Population genetics seeks to describe the distribution of and the change in allele frequencies in natural and domestic populations. It attempts to explain evolutionary phenomena such as adaptation, differentiation, and speciation. As genotypes play a crucial role in determining phenotypes, the major challenge of population genetics has been the development of a theory that describes, with the help of Mendelian and non-Mendelian genetics, the interplay of evolution at the genotypic and phenotypic level.

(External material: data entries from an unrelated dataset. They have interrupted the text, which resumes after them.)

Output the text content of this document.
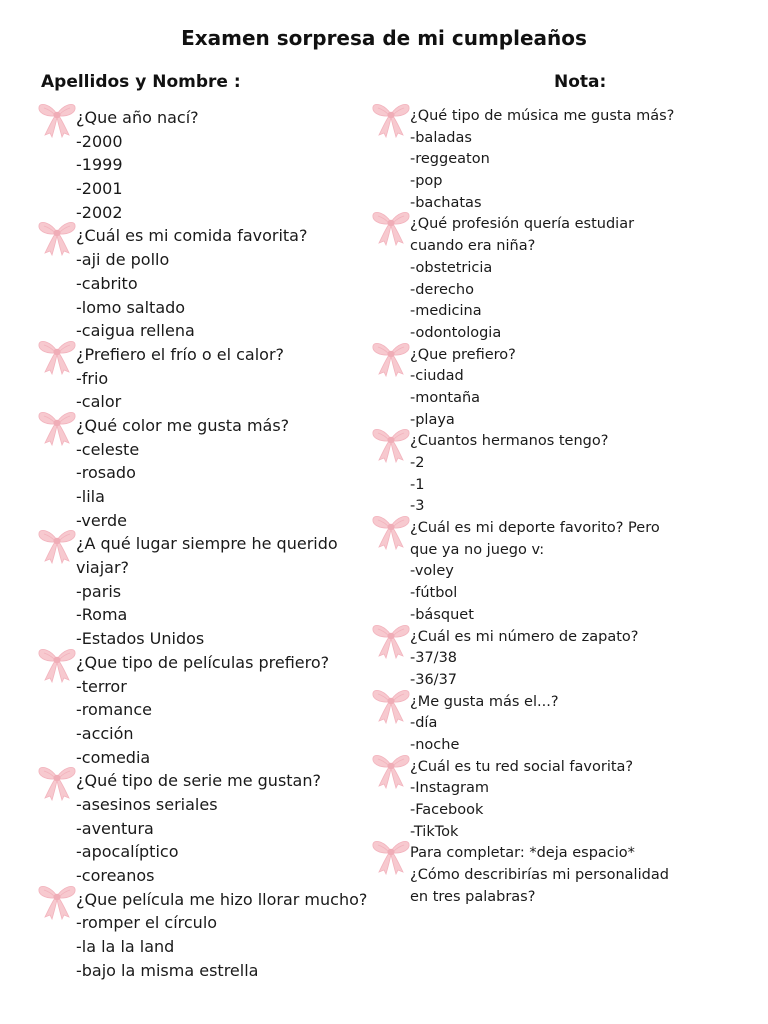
Examen sorpresa de mi cumpleaños
Apellidos y Nombre :	Nota:
¿Que año nací?
-2000
-1999
-2001
-2002
¿Cuál es mi comida favorita?
-aji de pollo
-cabrito
-lomo saltado
-caigua rellena
¿Prefiero el frío o el calor?
-frio
-calor
¿Qué color me gusta más?
-celeste
-rosado
-lila
-verde
¿A qué lugar siempre he querido
viajar?
-paris
-Roma
-Estados Unidos
¿Que tipo de películas prefiero?
-terror
-romance
-acción
-comedia
¿Qué tipo de serie me gustan?
-asesinos seriales
-aventura
-apocalíptico
-coreanos
¿Que película me hizo llorar mucho?
-romper el círculo
-la la la land
-bajo la misma estrella
¿Qué tipo de música me gusta más?
-baladas
-reggeaton
-pop
-bachatas
¿Qué profesión quería estudiar
cuando era niña?
-obstetricia
-derecho
-medicina
-odontologia
¿Que prefiero?
-ciudad
-montaña
-playa
¿Cuantos hermanos tengo?
-2
-1
-3
¿Cuál es mi deporte favorito? Pero
que ya no juego v:
-voley
-fútbol
-básquet
¿Cuál es mi número de zapato?
-37/38
-36/37
¿Me gusta más el...?
-día
-noche
¿Cuál es tu red social favorita?
-Instagram
-Facebook
-TikTok
Para completar: *deja espacio*
¿Cómo describirías mi personalidad
en tres palabras?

Traditionally, population genetics has been often subdivided into two relatively isolated fields: complex mathematical models with limited connection to data and experimental work using only simplistic theory. In the future, it will be essential to reduce this isolation because of the dramatic changes of experimental designs due to modern technology and the flow of new data. A steadily growing number of fully sequenced genomes are available and the importance of natural variation has been recognized by such genome projects. With the technological tools available to provide genetic information on natural populations to the highest level of resolution, the interpretation of natural variation is about to become one of the primary research avenues in the present attempts to establish concrete links between genotypes and phenotypes. Computer simulations and new statistical methods are becoming increasingly important. In addition to the undoubted enormous benefit for basic research, the interpretation of natural variation will also be of central importance for many applied disciplines, such as conservation genetics, animal and plant breeding, and medicine.
The Vienna Graduate School of Population Genetics has an outstanding faculty of both theoretical and experimental population geneticists, functional biologists, and statisticians. Under their supervision, graduate students will learn how to bridge the realm of theoretical and experimental population genetics in an explicitly interdisciplinary and collaborative approach using bioinformatics, statistics and validation of hypotheses through functional genetics.
Prospective students could either have a background in theoretical, computational or experimental biology. The nature of the PhD program requests a strong desire for interdisciplinary and interactive research.